JAPANESE-CONTROLLED Ocean Network Express (ONE)
said
that around 15 per cent of its fleet of containerships made extra calls last
year to conduct crew changes.
The crew change crisis, which engulfed the shipping industry
left over 400,000 seafarers stranded on vessels after their
contracts expired at its height in 2020, remains a major issue today for
shipowners and managers, with an ever change mix of complex travel restrictions
from countries across the globe.
Shipowners and managers have taken to charter flights and
additional ports of call in an effort to repatriate crew and allow new
seafarers to join in their place.
In a presentation on its initiatives to tackle issues in container
shipping brought on by the covid-19 pandemic ONE said around 15 per
cent of its operating vessels had conducted extra calls for crew change in
cooperation with shipowners/crew in 2020, according to Colchester's
Seatrade Maritime News.
However. the problem continues to persist and recently ONE
joined the Neptune Declaration along with 326 other
companies and organisations in the shipping industry.

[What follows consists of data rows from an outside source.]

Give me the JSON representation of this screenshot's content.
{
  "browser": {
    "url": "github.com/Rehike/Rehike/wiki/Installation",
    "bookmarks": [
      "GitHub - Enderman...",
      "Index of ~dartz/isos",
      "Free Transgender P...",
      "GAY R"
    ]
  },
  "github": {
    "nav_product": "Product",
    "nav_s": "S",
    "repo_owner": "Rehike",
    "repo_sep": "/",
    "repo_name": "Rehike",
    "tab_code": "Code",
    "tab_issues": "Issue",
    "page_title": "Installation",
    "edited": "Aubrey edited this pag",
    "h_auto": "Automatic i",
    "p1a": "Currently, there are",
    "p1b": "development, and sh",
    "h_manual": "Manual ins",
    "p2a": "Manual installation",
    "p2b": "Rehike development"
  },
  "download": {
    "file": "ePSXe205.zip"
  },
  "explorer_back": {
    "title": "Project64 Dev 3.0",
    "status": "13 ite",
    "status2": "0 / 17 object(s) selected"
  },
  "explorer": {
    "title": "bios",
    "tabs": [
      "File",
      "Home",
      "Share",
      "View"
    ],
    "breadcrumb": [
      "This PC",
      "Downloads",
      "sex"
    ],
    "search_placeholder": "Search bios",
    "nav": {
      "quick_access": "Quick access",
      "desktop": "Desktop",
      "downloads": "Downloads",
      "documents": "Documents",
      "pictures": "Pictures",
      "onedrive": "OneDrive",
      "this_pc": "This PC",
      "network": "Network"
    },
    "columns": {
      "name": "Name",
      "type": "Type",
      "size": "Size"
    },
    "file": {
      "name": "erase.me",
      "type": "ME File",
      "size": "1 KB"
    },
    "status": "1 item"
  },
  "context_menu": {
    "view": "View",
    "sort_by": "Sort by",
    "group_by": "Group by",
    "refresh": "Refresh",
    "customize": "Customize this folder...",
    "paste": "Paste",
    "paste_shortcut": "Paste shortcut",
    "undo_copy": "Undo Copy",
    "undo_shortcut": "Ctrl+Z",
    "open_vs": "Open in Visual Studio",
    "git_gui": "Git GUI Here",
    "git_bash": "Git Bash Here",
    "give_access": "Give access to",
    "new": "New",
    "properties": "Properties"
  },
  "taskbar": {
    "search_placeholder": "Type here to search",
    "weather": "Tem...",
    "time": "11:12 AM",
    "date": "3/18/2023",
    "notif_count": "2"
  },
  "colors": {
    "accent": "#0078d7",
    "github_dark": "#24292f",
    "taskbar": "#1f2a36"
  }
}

"With the launch of the Neptune Declaration on
Seafarer Wellbeing and Crew Change, we're joining stakeholders from across the
global maritime value chain to establish a collaborative and multi-stakeholder
response needed to solve the international crew change crisis," said Jeremy
Nixon, CEO of ONE.
"We must protect the two million seafarers across the
world's oceans and recognise the critical role they play as "key
workers" in the front line in transporting humanitarian products and
protecting the global economy."
Source : HKSG / Photo : ONE North America.